Housing developer reports hike in profit without using the government’s Help to Buy scheme
Telford Homes has more than doubled its pre-tax profit without the government’s Help to Buy scheme driving its sales.
In its results for the year to 31 March 2014 the housing developer reported a pre-tax profit of £19m, up from a profit of £9m the previous year.
Its revenue decreased slightly to £141m in the year to the end of March 2014, down from £142m in the previous year.
The firm reported that it had forward sold 98% of its expected completions for the year to 31 March 2015.
Writing in the accounts Jon Di-Stefano, chief executive of Telford Homes, said the firm’s customers “do not typically need high loan to value mortgages” and it had not made any sales under the government’s Help to Buy scheme.
He said: “Our long term growth plans are underpinned by the demand for somewhere to live significantly exceeding the supply of new homes in the Group’s non-prime inner London locations.

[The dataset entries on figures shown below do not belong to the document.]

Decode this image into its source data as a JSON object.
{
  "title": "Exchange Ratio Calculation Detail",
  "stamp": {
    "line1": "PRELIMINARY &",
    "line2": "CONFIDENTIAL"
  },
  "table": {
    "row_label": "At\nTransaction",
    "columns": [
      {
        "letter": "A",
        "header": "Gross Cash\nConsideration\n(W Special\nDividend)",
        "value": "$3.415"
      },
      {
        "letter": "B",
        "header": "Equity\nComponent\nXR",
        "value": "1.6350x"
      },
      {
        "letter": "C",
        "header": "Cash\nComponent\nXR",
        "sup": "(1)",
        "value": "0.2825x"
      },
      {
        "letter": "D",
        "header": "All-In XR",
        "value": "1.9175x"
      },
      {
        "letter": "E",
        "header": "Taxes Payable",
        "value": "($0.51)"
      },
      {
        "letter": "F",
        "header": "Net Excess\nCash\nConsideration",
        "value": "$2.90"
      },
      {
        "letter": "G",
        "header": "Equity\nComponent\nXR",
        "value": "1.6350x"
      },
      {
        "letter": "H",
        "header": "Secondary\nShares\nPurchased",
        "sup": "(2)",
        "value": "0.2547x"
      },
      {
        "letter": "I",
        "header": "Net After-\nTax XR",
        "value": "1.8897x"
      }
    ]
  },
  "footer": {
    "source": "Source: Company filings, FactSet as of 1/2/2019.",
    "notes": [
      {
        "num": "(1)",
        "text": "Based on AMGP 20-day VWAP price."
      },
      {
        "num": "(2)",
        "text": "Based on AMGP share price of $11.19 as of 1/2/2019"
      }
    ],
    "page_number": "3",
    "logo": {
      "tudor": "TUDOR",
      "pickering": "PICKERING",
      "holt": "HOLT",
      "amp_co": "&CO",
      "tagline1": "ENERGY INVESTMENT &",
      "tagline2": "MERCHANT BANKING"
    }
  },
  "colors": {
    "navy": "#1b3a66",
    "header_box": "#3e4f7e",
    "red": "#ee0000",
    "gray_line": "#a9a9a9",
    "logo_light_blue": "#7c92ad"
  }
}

We are operating in areas where people want to live and many can still afford to live with strong demand from both owner-occupiers and tenants.”
Di-Stefano said that sales prices had been “better than expected in the year to 31 March 2014, but that the firm had also “benefitted from robust control of construction costs over the last 12 months”.
He added that the firm was budgeting to account for “inflationary pressures on construction costs” that were a danger to profit margins over the coming years.
The accounts also revealed that Telford had forward sold 148 homes at its Stratford Central development within just four weeks of putting them on the market.
The development is due to complete in the year to 31 March 2018, the first time Telford has sold homes four years in advance.
Di-Stefano also embarked on a defence of the firm’s policy of selling a portion of its homes to overseas investors. He said: “There has been substantial negative commentary in recent months on the issue of marketing London property to overseas investors.
“However much of this commentary is poorly informed and the Board remains comfortable with its strategy of selling a proportion of its homes overseas and will continue to do so in the future. Without the ability to forward sell properties well ahead of build completion the Group would not have been able to grow output to the same extent and this cannot be achieved selling exclusively to owner-occupiers.
“The investors buying from Telford Homes, either UK based or overseas, are not deliberately leaving their properties empty and are not contributing to the shortage of supply of homes in London. In fact the vast majority invest to secure a rental return, therefore satisfying increasing demand from potential tenants who either cannot afford to buy or do not want to buy.”